How do we ensure that large corporations no longer set the economic agenda and that the rich pay their share of taxes? How do we move to the elimination of tuition at post-secondary institutions in Canada at a time when so many young people are blocked from attending or are saddled by debt?
Related from macleans.ca: Avi Lewis on the ‘ideological battle’ over the Leap Manifesto
These questions are given very short shrift in Leap. Instead, the document suggests that most new jobs will be created in a host of caregiving sectors. That may sound good if you live in the Annex in downtown Toronto. But what does it say to miners in Sudbury, steelworkers, autoworkers, workers in the energy sector in Alberta, and to the young on Native reserves who have been abandoned by the larger society to a marginal existence?
And what about agriculture? Leap makes it sound as though we are about to shift to local agriculture directed at local markets. Have the people who wrote this ever looked at the agricultural sector in this country?
It’s no wonder that so many people are saying that Leap is a document for elites and not the majority of Canadians.
I don’t see the Leap as a manifesto of the left.
A political statement of the left would set out the predicaments people confront in Canada and the wider world.

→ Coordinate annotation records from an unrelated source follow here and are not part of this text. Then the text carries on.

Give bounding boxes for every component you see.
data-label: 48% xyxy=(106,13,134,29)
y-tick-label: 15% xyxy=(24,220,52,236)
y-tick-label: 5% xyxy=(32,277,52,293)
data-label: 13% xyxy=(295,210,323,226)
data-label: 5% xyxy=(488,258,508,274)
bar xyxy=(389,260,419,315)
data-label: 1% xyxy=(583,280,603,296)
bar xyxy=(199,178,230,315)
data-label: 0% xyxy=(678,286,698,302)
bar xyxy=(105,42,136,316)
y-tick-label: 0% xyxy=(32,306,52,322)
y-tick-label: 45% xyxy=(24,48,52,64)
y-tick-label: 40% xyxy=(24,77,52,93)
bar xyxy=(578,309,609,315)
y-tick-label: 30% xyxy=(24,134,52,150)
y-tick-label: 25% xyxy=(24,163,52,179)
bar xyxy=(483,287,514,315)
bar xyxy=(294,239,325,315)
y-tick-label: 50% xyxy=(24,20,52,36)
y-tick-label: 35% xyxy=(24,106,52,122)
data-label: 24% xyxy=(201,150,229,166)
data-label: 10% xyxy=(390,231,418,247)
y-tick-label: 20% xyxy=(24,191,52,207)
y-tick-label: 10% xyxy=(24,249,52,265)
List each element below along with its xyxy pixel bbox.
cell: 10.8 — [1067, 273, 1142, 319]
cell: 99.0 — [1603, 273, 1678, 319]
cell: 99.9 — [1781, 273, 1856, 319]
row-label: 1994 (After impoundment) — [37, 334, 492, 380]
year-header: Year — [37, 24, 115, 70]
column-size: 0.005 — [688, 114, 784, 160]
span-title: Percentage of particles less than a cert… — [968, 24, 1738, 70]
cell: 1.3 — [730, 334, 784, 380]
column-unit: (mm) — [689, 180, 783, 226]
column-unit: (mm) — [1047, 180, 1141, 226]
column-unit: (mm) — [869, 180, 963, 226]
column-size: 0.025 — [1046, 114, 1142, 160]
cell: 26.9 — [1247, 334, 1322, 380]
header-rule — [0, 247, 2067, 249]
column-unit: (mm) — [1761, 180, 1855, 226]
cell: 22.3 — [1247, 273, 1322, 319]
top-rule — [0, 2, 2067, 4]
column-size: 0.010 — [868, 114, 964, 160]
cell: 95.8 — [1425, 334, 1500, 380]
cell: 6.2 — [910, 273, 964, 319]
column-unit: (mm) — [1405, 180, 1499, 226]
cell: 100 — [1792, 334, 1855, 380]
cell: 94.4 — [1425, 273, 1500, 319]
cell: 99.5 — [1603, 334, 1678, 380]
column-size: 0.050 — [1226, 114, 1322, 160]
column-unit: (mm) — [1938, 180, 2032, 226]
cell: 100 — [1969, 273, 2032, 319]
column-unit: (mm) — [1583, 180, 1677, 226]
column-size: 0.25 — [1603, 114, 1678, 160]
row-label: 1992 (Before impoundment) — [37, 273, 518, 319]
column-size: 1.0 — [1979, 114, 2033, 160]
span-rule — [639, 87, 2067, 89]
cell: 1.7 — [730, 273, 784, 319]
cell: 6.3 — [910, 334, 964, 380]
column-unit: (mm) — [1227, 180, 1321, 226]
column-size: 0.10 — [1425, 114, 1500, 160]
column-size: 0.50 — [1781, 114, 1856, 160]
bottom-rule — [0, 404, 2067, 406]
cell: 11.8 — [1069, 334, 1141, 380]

A good place to begin what would be a lengthy discussion would be to focus on the problems of a younger generation, one that is face to face with the increasing inequality in contemporary capitalism.
It is no accident that Millennials have taken up the struggle for a new politics in so many parts of the world.
They have been noteworthy for their political action in Syriza in Greece, in Podemos in Spain, and in propelling left-winger Jeremy Corbyn to the leadership of the U.K. Labour Party, much to the surprise and horror of the party establishment. The energy of the young has driven the highly effective campaign of democratic socialist Vermont Sen. Bernie Sanders for the Democratic Party’s presidential nomination. Hundreds of thousands of Millennials in France have taken to the streets to protest the tired Socialist government’s proposed changes to labour laws that would discriminate against young workers.
If the NDP wishes to reverse its decades-old shift to the political centre, it needs to begin by addressing the ways Canadians are up against an ever-more unequal society in which democracy itself is at risk. Out of that recognition of what capitalism has become in our time can emerge a strategy for a green economy that the population at large can create and endorse.
James Laxer is a professor of political science in the Department of Equity Studies at York University in Toronto. In 1969, he wrote the first draft of the Waffle Manifesto, For An Independent Socialist Canada. In 1971, he ran as the candidate of Waffle supporters in the NDP leadership race. He placed second to David Lewis in the field of five candidates, winning 37 per cent of the vote on the Ottawa convention’s fourth ballot.